Addiction messes with reward pathways of the brain. Also, in drug-seeking behaviour, a part of the signaling pathway in the brain that tells one to stop, malfunctions. In 2013, a study published in Nature by Antonello Bonci’s lab revealed how targeted stimulation of the prefrontal cortex, in-vivo using optogenetics, decreased drug-seeking behavior in cocaine-addicted rats with few side-effects on non-compulsive reward-related behaviours.
Simply put: could repeated stimulation of the prefrontal cortex bring damaged neural pathways back to life, and stop intense drug cravings in humans without debilitating side-effects? Could relapse be history? Yes or no, at the very least, it was worth a shot.
That TMS would be a pragmatic approach to treat human patients over optogenetics was quickly realised by Luigi Gallimberti in Padua, Italy. Three years later, in collaboration with the Bonci Lab, they published their first preliminary study showing the reduction of cocaine craving behavior following stimulation of the prefrontal cortex using TMS.
It had its limitations, as the authors noted: “Study limitations need to be acknowledged, in particular: the small sample, the open-label design, the lack of urine drug screen for benzodiazepines, and the short duration of treatment”.
But the study has significant merit, as readily acknowledged by the authors: “In fact, this is the first clinical report indicating that rTMS treatment resulted in significant reduction in cocaine use. As such, this study holds critical clinical importance. While reduction in craving is important; cocaine abstinence represents the most critical achievement goal from a clinical standpoint.”
A promising future
Two years on from the first clinical study, where do we stand?
A review published in May 2018 evaluates the current standing of TMS vis-à-vis the treatment of drug-seeking behaviour. Since the publication of the first clinical study in 2016, only five other studies have been published. It is striking that all of them have low n numbers resulting in overall weak statistics. Another major drawback is the lack of a standardised treatment protocol.
Despite these problems, there is evidence that people have benefited from TMS treatment.
Of course, more concrete work needs to be done to pass a verdict on TMS and its efficacy for treatment of cocaine addiction. Higher n’s and a consistent research methodology would be good or else studies will remain easily dismissible in both serious and casual discussions. Scientists working in the field need to tidy up for concrete and decisive conclusions to be reached.

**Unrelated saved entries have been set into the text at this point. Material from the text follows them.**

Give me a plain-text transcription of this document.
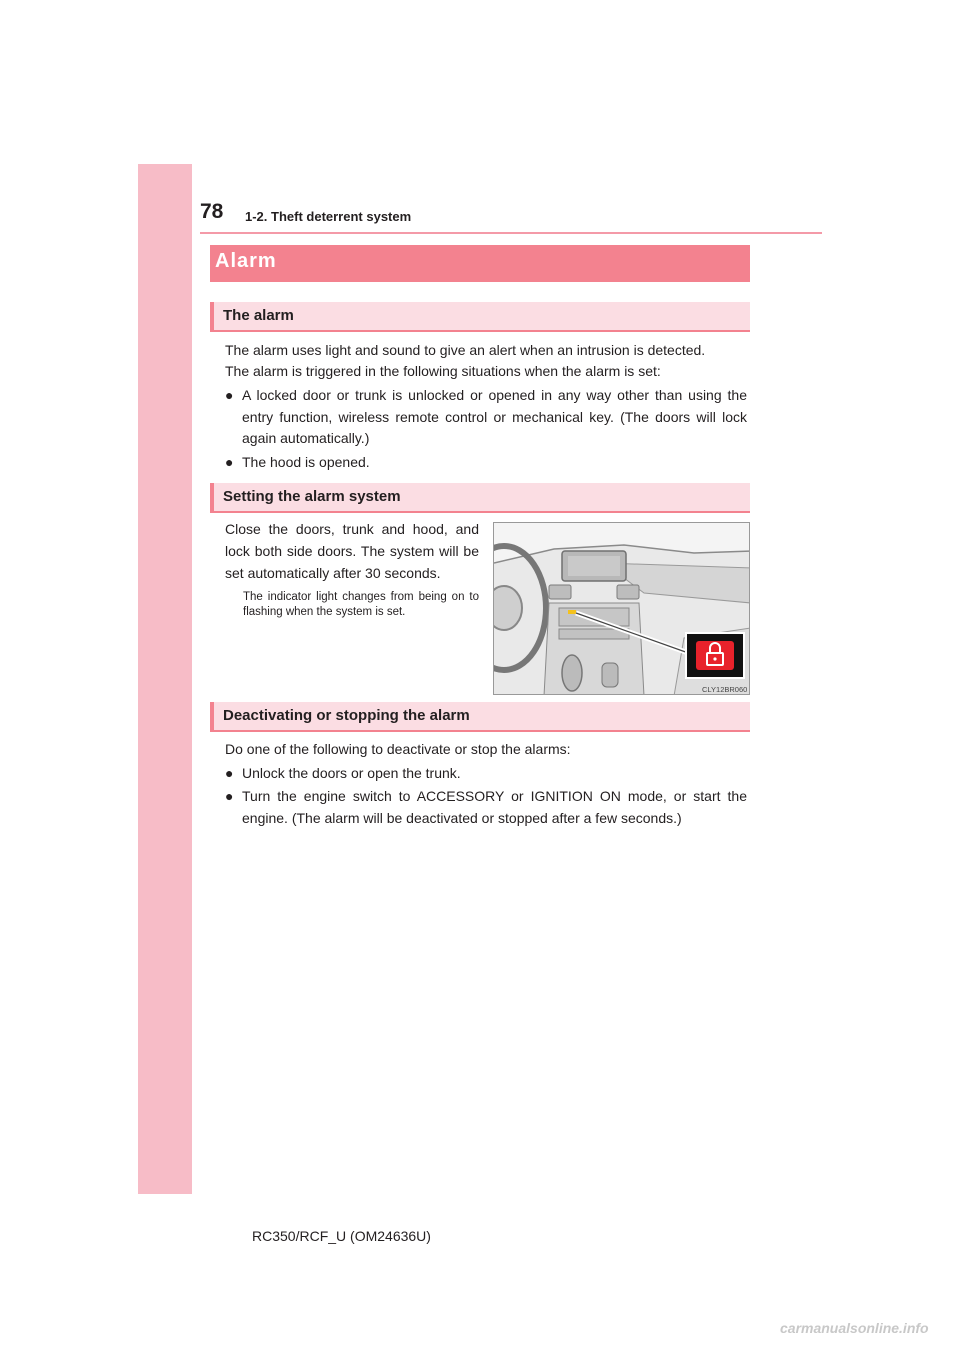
78 1-2. Theft deterrent system
Alarm
The alarm
The alarm uses light and sound to give an alert when an intrusion is detected.
The alarm is triggered in the following situations when the alarm is set:
● A locked door or trunk is unlocked or opened in any way other than using the entry function, wireless remote control or mechanical key. (The doors will lock again automatically.)
● The hood is opened.
Setting the alarm system
Close the doors, trunk and hood, and lock both side doors. The system will be set automatically after 30 seconds.
The indicator light changes from being on to flashing when the system is set.
CLY12BR060
Deactivating or stopping the alarm
Do one of the following to deactivate or stop the alarms:
● Unlock the doors or open the trunk.
● Turn the engine switch to ACCESSORY or IGNITION ON mode, or start the engine. (The alarm will be deactivated or stopped after a few seconds.)
RC350/RCF_U (OM24636U)
carmanualsonline.info
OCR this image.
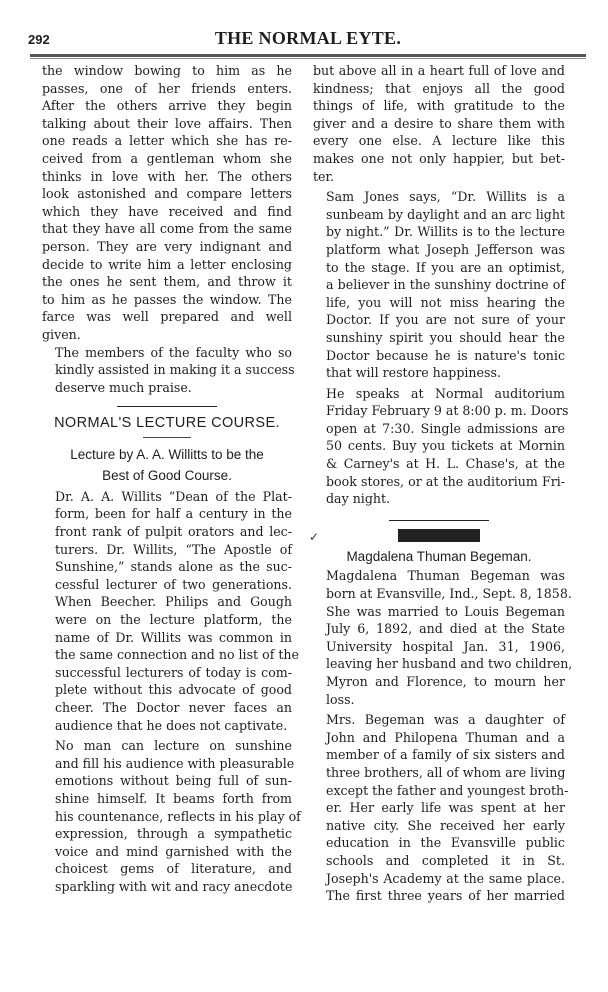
292	THE NORMAL EYTE.

the window bowing to him as he
passes, one of her friends enters.
After the others arrive they begin
talking about their love affairs. Then
one reads a letter which she has re-
ceived from a gentleman whom she
thinks in love with her. The others
look astonished and compare letters
which they have received and find
that they have all come from the same
person. They are very indignant and
decide to write him a letter enclosing
the ones he sent them, and throw it
to him as he passes the window. The
farce was well prepared and well
given.

The members of the faculty who so
kindly assisted in making it a success
deserve much praise.

NORMAL'S LECTURE COURSE.
Lecture by A. A. Willitts to be the
Best of Good Course.

Dr. A. A. Willits “Dean of the Plat-
form, been for half a century in the
front rank of pulpit orators and lec-
turers. Dr. Willits, “The Apostle of
Sunshine,” stands alone as the suc-
cessful lecturer of two generations.
When Beecher. Philips and Gough
were on the lecture platform, the
name of Dr. Willits was common in
the same connection and no list of the
successful lecturers of today is com-
plete without this advocate of good
cheer. The Doctor never faces an
audience that he does not captivate.

No man can lecture on sunshine
and fill his audience with pleasurable
emotions without being full of sun-
shine himself. It beams forth from
his countenance, reflects in his play of
expression, through a sympathetic
voice and mind garnished with the
choicest gems of literature, and
sparkling with wit and racy anecdote

but above all in a heart full of love and
kindness; that enjoys all the good
things of life, with gratitude to the
giver and a desire to share them with
every one else. A lecture like this
makes one not only happier, but bet-
ter.

Sam Jones says, “Dr. Willits is a
sunbeam by daylight and an arc light
by night.” Dr. Willits is to the lecture
platform what Joseph Jefferson was
to the stage. If you are an optimist,
a believer in the sunshiny doctrine of
life, you will not miss hearing the
Doctor. If you are not sure of your
sunshiny spirit you should hear the
Doctor because he is nature's tonic
that will restore happiness.

He speaks at Normal auditorium
Friday February 9 at 8:00 p. m. Doors
open at 7:30. Single admissions are
50 cents. Buy you tickets at Mornin
& Carney's at H. L. Chase's, at the
book stores, or at the auditorium Fri-
day night.

✓
Magdalena Thuman Begeman.

Magdalena Thuman Begeman was
born at Evansville, Ind., Sept. 8, 1858.
She was married to Louis Begeman
July 6, 1892, and died at the State
University hospital Jan. 31, 1906,
leaving her husband and two children,
Myron and Florence, to mourn her
loss.

Mrs. Begeman was a daughter of
John and Philopena Thuman and a
member of a family of six sisters and
three brothers, all of whom are living
except the father and youngest broth-
er. Her early life was spent at her
native city. She received her early
education in the Evansville public
schools and completed it in St.
Joseph's Academy at the same place.
The first three years of her married
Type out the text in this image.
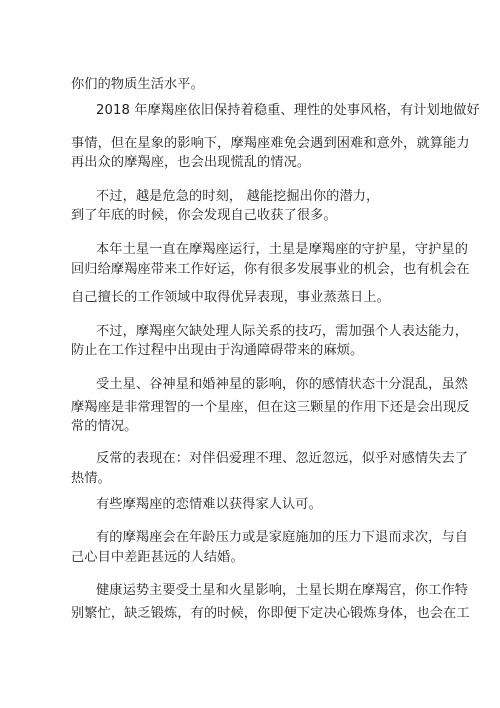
你们的物质生活水平。
2018 年摩羯座依旧保持着稳重、理性的处事风格，有计划地做好
事情，但在星象的影响下，摩羯座难免会遇到困难和意外，就算能力
再出众的摩羯座，也会出现慌乱的情况。
不过，越是危急的时刻， 越能挖掘出你的潜力，
到了年底的时候，你会发现自己收获了很多。
本年土星一直在摩羯座运行，土星是摩羯座的守护星，守护星的
回归给摩羯座带来工作好运，你有很多发展事业的机会，也有机会在
自己擅长的工作领域中取得优异表现，事业蒸蒸日上。
不过，摩羯座欠缺处理人际关系的技巧，需加强个人表达能力，
防止在工作过程中出现由于沟通障碍带来的麻烦。
受土星、谷神星和婚神星的影响，你的感情状态十分混乱，虽然
摩羯座是非常理智的一个星座，但在这三颗星的作用下还是会出现反
常的情况。
反常的表现在：对伴侣爱理不理、忽近忽远，似乎对感情失去了
热情。
有些摩羯座的恋情难以获得家人认可。
有的摩羯座会在年龄压力或是家庭施加的压力下退而求次，与自
己心目中差距甚远的人结婚。
健康运势主要受土星和火星影响，土星长期在摩羯宫，你工作特
别繁忙，缺乏锻炼，有的时候，你即便下定决心锻炼身体，也会在工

But all of one’s statistical concerns should not let one forget that real people benefit from these treatments. There is a very real possibility that someone somewhere may get their life back from the grips of addiction. A poignant account of recovery from cocaine addiction through TMS treatment is recounted in this National Geographic article.
Addiction is a complicated and prevalent disease and every one of us is vulnerable. This complexity and severity means more work needs to be done to understand root biological mechanisms and develop treatment approaches. Though it would be premature to declare TMS a success for treatment, the technique does show promise.
Perhaps, one day, relapse will be history.
With millions of lives on the line, it’s a battle worth fighting for.